[Digital Today reporter Chi-gyu Hwang] Attempts are increasing to build children's software and hardware using generative AI. Existing services, however, tend to focus on text or voice. Sparkli, a startup founded by former Google employees, has stepped forward saying it will address this with an "interactive learning experience."
Attention is on whether it could be an example showing that AI has moved beyond a supplementary tool for coursework and into a stage of designing the learning environment itself.
Sparkli was founded in 2025 by Lax Pujari (락스 푸자리), Lucy Marchand (루시 마샹) and Min Kang (민 강). All three previously worked at Area 120, Google's internal startup organization.
A TechCrunch report said the founders' personal experiences led to Sparkli's creation.
Pujari and Kang, as parents, saw it as a problem that they could not sufficiently answer their children's questions. They tried explaining using ChatGPT or Gemini, but the long text-based results were not satisfactory. That led to the view that what children want is not an explanation but an experience.
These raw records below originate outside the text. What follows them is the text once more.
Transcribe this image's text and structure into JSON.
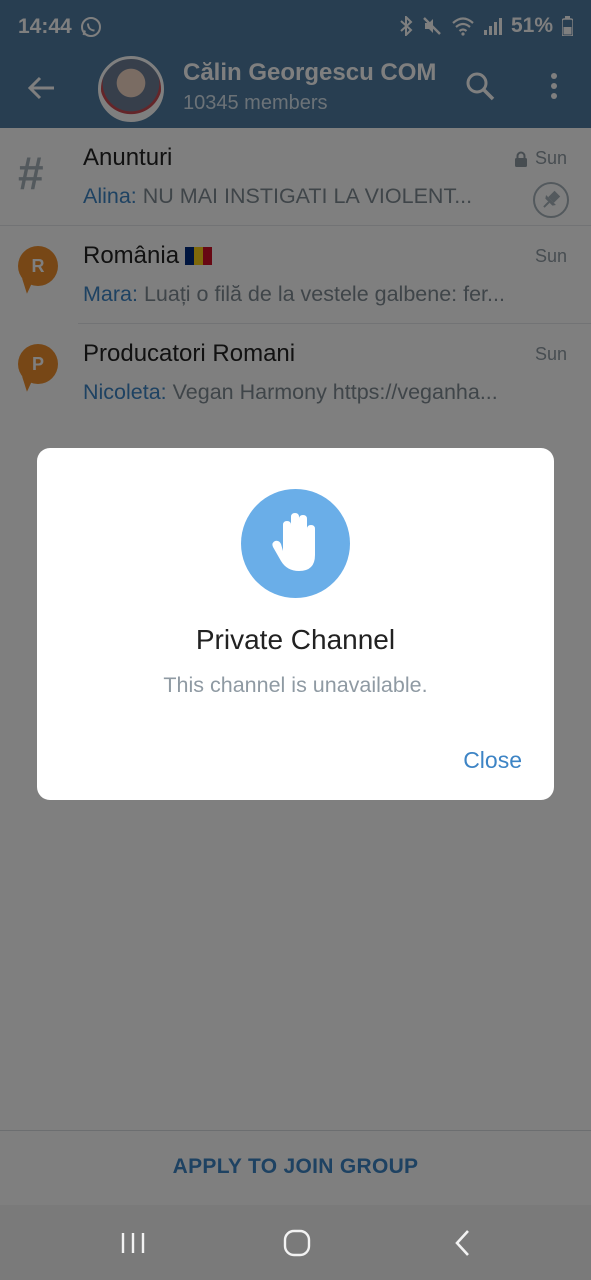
{
  "status_bar": {
    "time": "14:44",
    "battery": "51%",
    "icons": [
      "whatsapp-icon",
      "bluetooth-icon",
      "mute-icon",
      "wifi-icon",
      "signal-icon",
      "battery-icon"
    ]
  },
  "header": {
    "title": "Călin Georgescu COM",
    "members": "10345 members"
  },
  "chats": [
    {
      "title": "Anunturi",
      "date": "Sun",
      "sender": "Alina:",
      "message": "NU MAI INSTIGATI LA VIOLENT...",
      "icon": "hash-icon",
      "locked": true,
      "pinned": true
    },
    {
      "title": "România",
      "date": "Sun",
      "sender": "Mara:",
      "message": "Luați o filă de la vestele galbene: fer...",
      "icon": "chat-bubble-icon",
      "badge": "R",
      "flag": "romania-flag-icon"
    },
    {
      "title": "Producatori Romani",
      "date": "Sun",
      "sender": "Nicoleta:",
      "message": "Vegan Harmony https://veganha...",
      "icon": "chat-bubble-icon",
      "badge": "P"
    }
  ],
  "dialog": {
    "title": "Private Channel",
    "subtitle": "This channel is unavailable.",
    "close_label": "Close",
    "icon": "raised-hand-icon"
  },
  "bottom_action": "APPLY TO JOIN GROUP",
  "colors": {
    "header": "#517da2",
    "accent": "#3d84c5",
    "hand_circle": "#6aaee8",
    "badge_orange": "#ee8e2c",
    "flag": [
      "#002b7f",
      "#fcd116",
      "#ce1126"
    ]
  }
}
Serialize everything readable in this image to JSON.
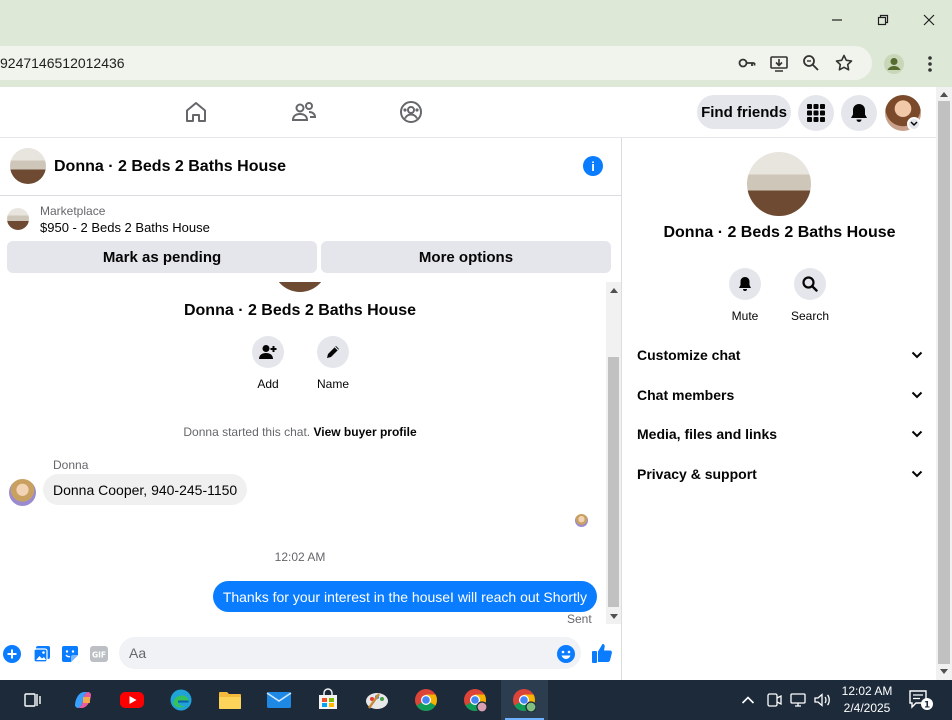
{
  "browser": {
    "url": "9247146512012436"
  },
  "nav": {
    "find_friends": "Find friends"
  },
  "chat": {
    "title": "Donna · 2 Beds 2 Baths House",
    "marketplace_label": "Marketplace",
    "listing": "$950 - 2 Beds 2 Baths House",
    "mark_pending": "Mark as pending",
    "more_options": "More options",
    "center_name": "Donna · 2 Beds 2 Baths House",
    "actions": [
      {
        "label": "Add",
        "icon": "add-person-icon"
      },
      {
        "label": "Name",
        "icon": "pencil-icon"
      }
    ],
    "system_text": "Donna started this chat.",
    "view_profile": "View buyer profile",
    "sender": "Donna",
    "incoming_message": "Donna Cooper, 940-245-1150",
    "timestamp": "12:02 AM",
    "outgoing_message": "Thanks for your interest in the houseI will reach out Shortly",
    "sent_status": "Sent",
    "composer_placeholder": "Aa",
    "accent_color": "#0a7cff"
  },
  "panel": {
    "name": "Donna · 2 Beds 2 Baths House",
    "actions": [
      {
        "label": "Mute",
        "icon": "bell-icon"
      },
      {
        "label": "Search",
        "icon": "search-icon"
      }
    ],
    "sections": [
      {
        "label": "Customize chat"
      },
      {
        "label": "Chat members"
      },
      {
        "label": "Media, files and links"
      },
      {
        "label": "Privacy & support"
      }
    ]
  },
  "taskbar": {
    "time": "12:02 AM",
    "date": "2/4/2025",
    "notification_count": "1"
  }
}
Sparkli's goal is to provide a learning journey that children can explore directly, rather than photos or videos, for questions such as what Mars looks like.
The company said the Sparkli app supports creating learning paths by choosing preset topics or by having a child enter a question directly. It recommends one new topic each day to keep motivation up. Each topic consists of audio, video, images, quizzes and games. Without the pressure of having to get the right answer, a child can explore and understand the content.
Technically, Sparkli is characterized by having generative AI create all media assets in real time. When a user asks a question, it creates a learning experience within 2 minutes. The company is trying to shorten that time further. It says it differentiates itself from existing AI learning tools by automatically producing a package that combines voice, visual materials and game elements, rather than giving a simple chatbot answer.
The company emphasized that while general AI assistants focus on delivering knowledge, Sparkli designs the learning structure itself. It also does not limit topics to science or history. It spans modern concepts such as financial literacy, entrepreneurship and systems design.
On safety, a key element in children's AI services, Sparkli blocks sexual content entirely. For sensitive questions such as self-harm, it responds in a way that encourages understanding emotions and talking with parents, the company said.
Sparkli introduced game structures into learning, taking cues from Duolingo. It provides streak tracking, a rewards system and avatar-based quest cards. It also built a module for teachers. Teachers can check student progress and assign homework. It has run pilot operations at 20 schools and is also working with an educational institution with a student network of more than 100,000. Teachers can use the exploratory content at the start of class, expand it into discussion-based lessons and also use it as a homework tool.
Sparkli raised $5 million at the pre-seed stage. It plans to maintain a school-focused strategy for the next few months and to release a consumer app in mid-2026.